研究評量基準:深度研究代理評估的提示與評分標準基準測試
ResearchRubrics: A Benchmark of Prompts and Rubrics For Evaluating Deep Research Agents
November 10, 2025
作者: Manasi Sharma, Chen Bo Calvin Zhang, Chaithanya Bandi, Clinton Wang, Ankit Aich, Huy Nghiem, Tahseen Rabbani, Ye Htet, Brian Jang, Sumana Basu, Aishwarya Balwani, Denis Peskoff, Marcos Ayestaran, Sean M. Hendryx, Brad Kenstler, Bing Liu
cs.AI
摘要
深度研究(Deep Research,DR)是一種新興的智能體應用,利用大型語言模型(LLMs)處理開放式問題。
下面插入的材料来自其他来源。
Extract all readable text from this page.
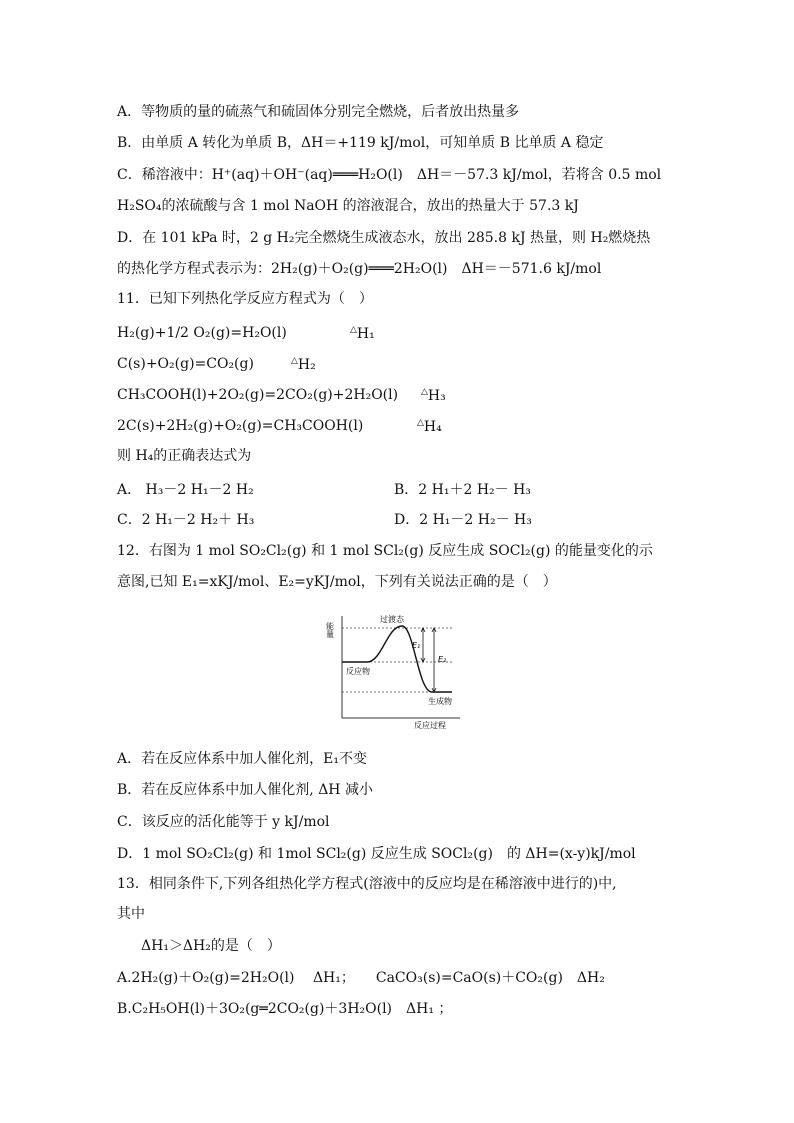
A．等物质的量的硫蒸气和硫固体分别完全燃烧，后者放出热量多
B．由单质 A 转化为单质 B，ΔH＝+119 kJ/mol，可知单质 B 比单质 A 稳定
C．稀溶液中：H⁺(aq)＋OH⁻(aq)═══H₂O(l)　ΔH＝－57.3 kJ/mol，若将含 0.5 mol
H₂SO₄的浓硫酸与含 1 mol NaOH 的溶液混合，放出的热量大于 57.3 kJ
D．在 101 kPa 时，2 g H₂完全燃烧生成液态水，放出 285.8 kJ 热量，则 H₂燃烧热
的热化学方程式表示为：2H₂(g)＋O₂(g)═══2H₂O(l)　ΔH＝－571.6 kJ/mol
11．已知下列热化学反应方程式为（　）
H₂(g)+1/2 O₂(g)=H₂O(l)	△H₁
C(s)+O₂(g)=CO₂(g)	△H₂
CH₃COOH(l)+2O₂(g)=2CO₂(g)+2H₂O(l)	△H₃
2C(s)+2H₂(g)+O₂(g)=CH₃COOH(l)	△H₄
则 H₄的正确表达式为
A． H₃－2 H₁－2 H₂	B．2 H₁＋2 H₂－ H₃
C．2 H₁－2 H₂＋ H₃	D．2 H₁－2 H₂－ H₃
12．右图为 1 mol SO₂Cl₂(g) 和 1 mol SCl₂(g) 反应生成 SOCl₂(g) 的能量变化的示
意图,已知 E₁=xKJ/mol、E₂=yKJ/mol，下列有关说法正确的是（　）
能量
反应过程
过渡态
反应物
生成物
E₁
E₂
A．若在反应体系中加人催化剂，E₁不变
B．若在反应体系中加人催化剂, ΔH 减小
C．该反应的活化能等于 y kJ/mol
D．1 mol SO₂Cl₂(g) 和 1mol SCl₂(g) 反应生成 SOCl₂(g)　的 ΔH=(x-y)kJ/mol
13．相同条件下,下列各组热化学方程式(溶液中的反应均是在稀溶液中进行的)中,
其中
ΔH₁＞ΔH₂的是（　）
A.2H₂(g)＋O₂(g)=2H₂O(l)　 ΔH₁；　　CaCO₃(s)=CaO(s)＋CO₂(g)　ΔH₂
B.C₂H₅OH(l)＋3O₂(g═2CO₂(g)＋3H₂O(l)　ΔH₁ ；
該技術需要整合多項能力,包括多步驟推理、跨文獻綜合分析,以及生成具證據支持的長篇回答。由於DR的回答具有篇幅長、多樣性高、允許多種有效解決方案,且常依賴動態資訊源等特點,其評估仍面臨挑戰。我們提出ResearchRubrics——一個耗時超過2,800小時人工構建的DR標準化基準,將真實且領域多元的提示詞與2,500餘條專家撰寫的細粒度評分量規相結合,用於評估事實依據、推理嚴謹性和表達清晰度。同時,我們提出一個新的複雜度框架,沿三個維度(概念廣度、邏輯嵌套深度和探索強度)對DR任務進行分類。此外,開發了基於人類與模型的評估方案,用以衡量DR智能體對評分量規的遵循程度。在對多個前沿DR系統的評估中,我們發現即使如Gemini DR和OpenAI DR等頂尖智能體,對評分量規的平均符合率也低於68%,主要問題在於對隱含語境的遺漏以及對檢索資訊的推理不足。這一結果凸顯了對深度研究能力進行魯棒且可擴展評估的必要性。為推動具備充分論證能力的研究助手發展,我們公開釋出ResearchRubrics(包含所有提示詞、評分量規及評估代碼)。
English
Deep Research (DR) is an emerging agent application that leverages large language models (LLMs) to address open-ended queries. It requires the integration of several capabilities, including multi-step reasoning, cross-document synthesis, and the generation of evidence-backed, long-form answers. Evaluating DR remains challenging because responses are lengthy and diverse, admit many valid solutions, and often depend on dynamic information sources. We introduce ResearchRubrics, a standardized benchmark for DR built with over 2,800+ hours of human labor that pairs realistic, domain-diverse prompts with 2,500+ expert-written, fine-grained rubrics to assess factual grounding, reasoning soundness, and clarity. We also propose a new complexity framework for categorizing DR tasks along three axes: conceptual breadth, logical nesting, and exploration. In addition, we develop human and model-based evaluation protocols that measure rubric adherence for DR agents. We evaluate several state-of-the-art DR systems and find that even leading agents like Gemini's DR and OpenAI's DR achieve under 68% average compliance with our rubrics, primarily due to missed implicit context and inadequate reasoning about retrieved information. Our results highlight the need for robust, scalable assessment of deep research capabilities, to which end we release ResearchRubrics(including all prompts, rubrics, and evaluation code) to facilitate progress toward well-justified research assistants.